I diversi stili di attaccamento che ognuno di noi sviluppa in età infantile tendono a persistere una volta diventati adulti e questa è una delle prospettive da cui guardare i cosiddetti disturbi di personalità. Ma di cosa si tratta esattamente? E soprattutto a cosa serve una diagnosi? È utile? È stigmatizzante. Volendo tralasciare in questa sede l’acceso dibattito sui questi ultimi interrogativi, ai fini della comprensione dei tema qui trattato, è bene sapere che un cosiddetto disturbo si distingue da i tratti di personalità che “sono modi costanti di percepire, rapportarsi e pensare nei confronti dell’ambiente e di se stessi, che si manifestano in un ampio spettro di contesti sociali e personali importanti. Solo quando i tratti di personalità sono rigidi e non adattivi, e causano quindi una significativa compromissione del funzionamento sociale o lavorativo, oppure una sofferenza soggettiva, essi costituiscono Disturbi di Personalità" (v. Manuale Diagnostico e Statistico Dei Disturbi Mentali, IV edizione).
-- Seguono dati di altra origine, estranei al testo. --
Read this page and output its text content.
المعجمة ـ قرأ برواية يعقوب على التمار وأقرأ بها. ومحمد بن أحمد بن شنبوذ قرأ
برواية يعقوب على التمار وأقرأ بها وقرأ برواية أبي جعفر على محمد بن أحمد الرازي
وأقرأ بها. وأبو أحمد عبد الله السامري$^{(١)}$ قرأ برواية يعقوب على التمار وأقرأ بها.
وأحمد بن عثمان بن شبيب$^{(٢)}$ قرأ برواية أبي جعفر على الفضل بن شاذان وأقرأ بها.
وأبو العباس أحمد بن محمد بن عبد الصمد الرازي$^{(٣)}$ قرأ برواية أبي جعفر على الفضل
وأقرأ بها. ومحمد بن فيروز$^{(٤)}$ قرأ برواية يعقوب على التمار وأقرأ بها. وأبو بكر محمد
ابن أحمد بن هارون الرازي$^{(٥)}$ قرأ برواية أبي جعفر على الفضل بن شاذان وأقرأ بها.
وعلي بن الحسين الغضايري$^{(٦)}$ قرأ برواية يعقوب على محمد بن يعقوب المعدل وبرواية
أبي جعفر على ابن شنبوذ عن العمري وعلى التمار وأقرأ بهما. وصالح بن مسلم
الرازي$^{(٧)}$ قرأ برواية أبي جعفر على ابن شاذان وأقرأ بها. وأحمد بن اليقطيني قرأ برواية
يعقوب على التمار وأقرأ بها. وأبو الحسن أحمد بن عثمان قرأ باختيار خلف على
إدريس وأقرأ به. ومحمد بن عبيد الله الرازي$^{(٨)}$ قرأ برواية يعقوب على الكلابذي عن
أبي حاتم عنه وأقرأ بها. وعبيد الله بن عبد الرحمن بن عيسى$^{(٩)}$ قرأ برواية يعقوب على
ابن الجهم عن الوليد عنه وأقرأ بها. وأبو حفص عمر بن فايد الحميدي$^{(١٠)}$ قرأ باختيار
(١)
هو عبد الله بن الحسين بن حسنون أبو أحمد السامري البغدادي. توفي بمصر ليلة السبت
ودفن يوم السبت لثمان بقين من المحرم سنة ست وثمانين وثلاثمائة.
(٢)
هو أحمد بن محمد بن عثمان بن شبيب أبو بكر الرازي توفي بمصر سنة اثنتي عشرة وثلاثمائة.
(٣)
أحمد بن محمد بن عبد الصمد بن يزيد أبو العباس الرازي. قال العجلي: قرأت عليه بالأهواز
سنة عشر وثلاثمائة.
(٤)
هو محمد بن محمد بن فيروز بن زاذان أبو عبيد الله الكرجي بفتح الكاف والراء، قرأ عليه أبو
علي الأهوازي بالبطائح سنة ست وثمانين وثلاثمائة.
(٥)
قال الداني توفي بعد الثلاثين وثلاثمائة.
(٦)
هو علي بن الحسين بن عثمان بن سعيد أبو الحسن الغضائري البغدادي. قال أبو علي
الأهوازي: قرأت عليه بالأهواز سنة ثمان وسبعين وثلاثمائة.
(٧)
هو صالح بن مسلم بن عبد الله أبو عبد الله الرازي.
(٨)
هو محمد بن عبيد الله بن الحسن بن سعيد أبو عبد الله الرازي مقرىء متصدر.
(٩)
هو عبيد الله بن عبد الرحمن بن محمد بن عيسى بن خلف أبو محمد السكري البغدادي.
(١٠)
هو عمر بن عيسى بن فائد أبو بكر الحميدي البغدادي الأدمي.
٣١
Dunque un disturbo di personalità si configura come un modello costante di esperienza interiore e di comportamento che devia marcatamente rispetto alle aspettative della cultura dell’individuo e si manifesta nell’ambito della cognitività, dell’affettività, del funzionamento interpersonale o del controllo degli impulsi. La persona vive  un disagio clinicamente significativo o una grave compromissione del funzionamento sociale, lavorativo, o di altre aree importanti della sua vita . Si tratta di un quadro stabile e di lunga durata il cui esordio si può far risalire all’adolescenza o alla prima età adulta; esso non è legato all’effetto fisiologico dell’abuso di sostanze o ad una condizione medica generale, come ad esempio un trauma cranico. In psichiatria si distinguono: il disturbo di personalità paranoide, schizoide, schizotipico, antisociale, borderline, istrionico, narcisistico, evitante, dipendente e ossessivo –compulsivo. Queste categorie diagnostiche sono molto utili perché vi sia un linguaggio comune tra le figure che si occupano di salute mentale.

Ai fini terapeutici è molto importante fare un’accurata diagnosi, senza che questa diventi una trappola. Ogni clinico sensibile e competente sa che la persona è molto più di una categoria diagnostica e nel percorso terapeutico uno degli aspetti fondamentali consiste nel valorizzare le risorse di cui ognuno di noi è portatore.